Determinantal random point fields

TL;DR

This paper reviews and presents key results on determinantal random point fields, including existence conditions, examples from various fields, and limit theorems for particle counts and spacings.

Contribution

It provides a comprehensive exposition of recent and classical results on determinantal point fields, including new characterizations and proofs of limit theorems.

Findings

Necessary and sufficient conditions for existence of determinantal fields

Characterization of fields with i.i.d. spacings in 1D and Z

Proof of CLT and functional CLT for particle counts

Abstract

The paper contains an exposition of recent as well as old enough results on determinantal random point fields. We start with some general theorems including the proofs of the necessary and sufficient condition for the existence of the determinantal random point field with Hermitian kernel and a criterion for the weak convergence of its distribution.
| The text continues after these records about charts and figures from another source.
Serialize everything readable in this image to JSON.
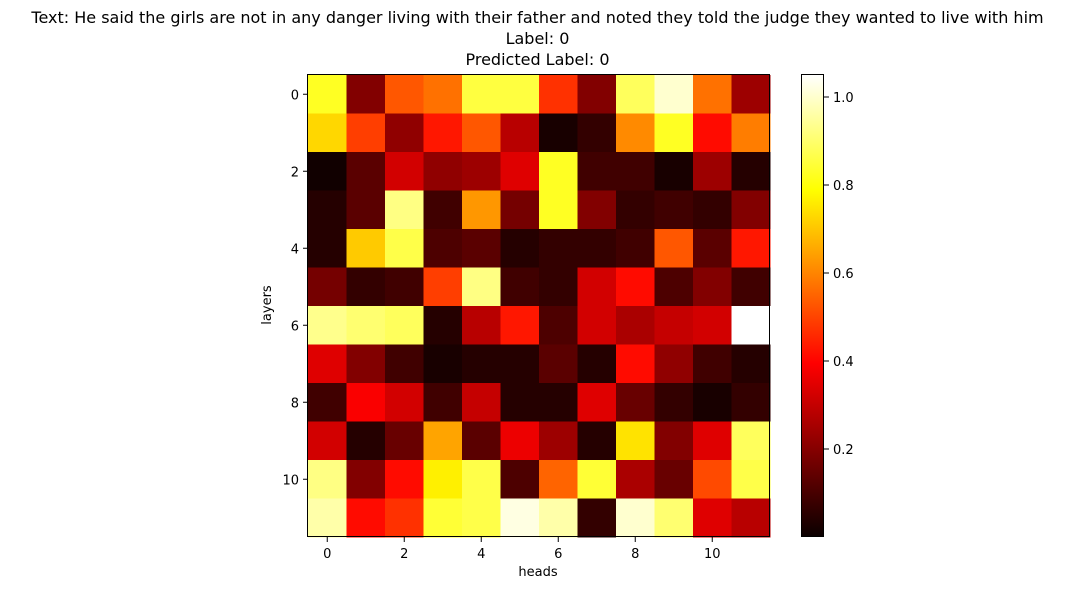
{
  "title": {
    "line1": "Text: He said the girls are not in any danger living with their father and noted they told the judge they wanted to live with him",
    "line2": "Label: 0",
    "line3": "Predicted Label: 0"
  },
  "chart_data": {
    "type": "heatmap",
    "colormap": "hot",
    "xlabel": "heads",
    "ylabel": "layers",
    "x_ticks": [
      0,
      2,
      4,
      6,
      8,
      10
    ],
    "y_ticks": [
      0,
      2,
      4,
      6,
      8,
      10
    ],
    "colorbar": {
      "range": [
        0.0,
        1.05
      ],
      "ticks": [
        0.2,
        0.4,
        0.6,
        0.8,
        1.0
      ]
    },
    "values": [
      [
        0.82,
        0.18,
        0.52,
        0.56,
        0.85,
        0.85,
        0.46,
        0.18,
        0.88,
        1.0,
        0.56,
        0.22
      ],
      [
        0.72,
        0.48,
        0.2,
        0.42,
        0.52,
        0.26,
        0.02,
        0.06,
        0.6,
        0.82,
        0.4,
        0.58
      ],
      [
        0.01,
        0.12,
        0.3,
        0.2,
        0.22,
        0.32,
        0.82,
        0.08,
        0.08,
        0.02,
        0.22,
        0.04
      ],
      [
        0.04,
        0.12,
        0.92,
        0.08,
        0.62,
        0.16,
        0.82,
        0.18,
        0.06,
        0.08,
        0.06,
        0.18
      ],
      [
        0.04,
        0.7,
        0.86,
        0.1,
        0.12,
        0.04,
        0.06,
        0.06,
        0.08,
        0.52,
        0.12,
        0.42
      ],
      [
        0.16,
        0.06,
        0.08,
        0.48,
        0.92,
        0.08,
        0.06,
        0.3,
        0.4,
        0.1,
        0.18,
        0.08
      ],
      [
        0.93,
        0.9,
        0.88,
        0.04,
        0.26,
        0.42,
        0.1,
        0.3,
        0.24,
        0.28,
        0.3,
        1.05
      ],
      [
        0.32,
        0.18,
        0.08,
        0.02,
        0.04,
        0.04,
        0.12,
        0.04,
        0.4,
        0.2,
        0.08,
        0.04
      ],
      [
        0.08,
        0.36,
        0.3,
        0.08,
        0.28,
        0.04,
        0.04,
        0.32,
        0.14,
        0.06,
        0.02,
        0.06
      ],
      [
        0.3,
        0.04,
        0.14,
        0.64,
        0.12,
        0.34,
        0.22,
        0.04,
        0.74,
        0.18,
        0.32,
        0.88
      ],
      [
        0.92,
        0.18,
        0.4,
        0.76,
        0.86,
        0.1,
        0.54,
        0.84,
        0.24,
        0.14,
        0.5,
        0.86
      ],
      [
        0.96,
        0.4,
        0.46,
        0.84,
        0.86,
        1.02,
        0.96,
        0.06,
        1.0,
        0.9,
        0.32,
        0.26
      ]
    ]
  }
}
In the second section we proceed with the examples of the determinantal random point fields from Quantum Mechanics, Statistical Mechanics, Random Matrix Theory, Probability Theory, Representation Theory and Ergodic Theory. In connection with the Theory of Renewal Processes we characterize all determinantal random point fields in R^1 and Z^1 with independent identically distributed spacings. In the third section we study the translation invariant determinantal random point fields and prove the mixing property of any multiplicity and the absolute continuity of the spectra. In the fourth (and the last) section we discuss the proofs of the Central Limit Theorem for the number of particles in the growing box and the Functional Central Limit Theorem for the empirical distribution function of spacings.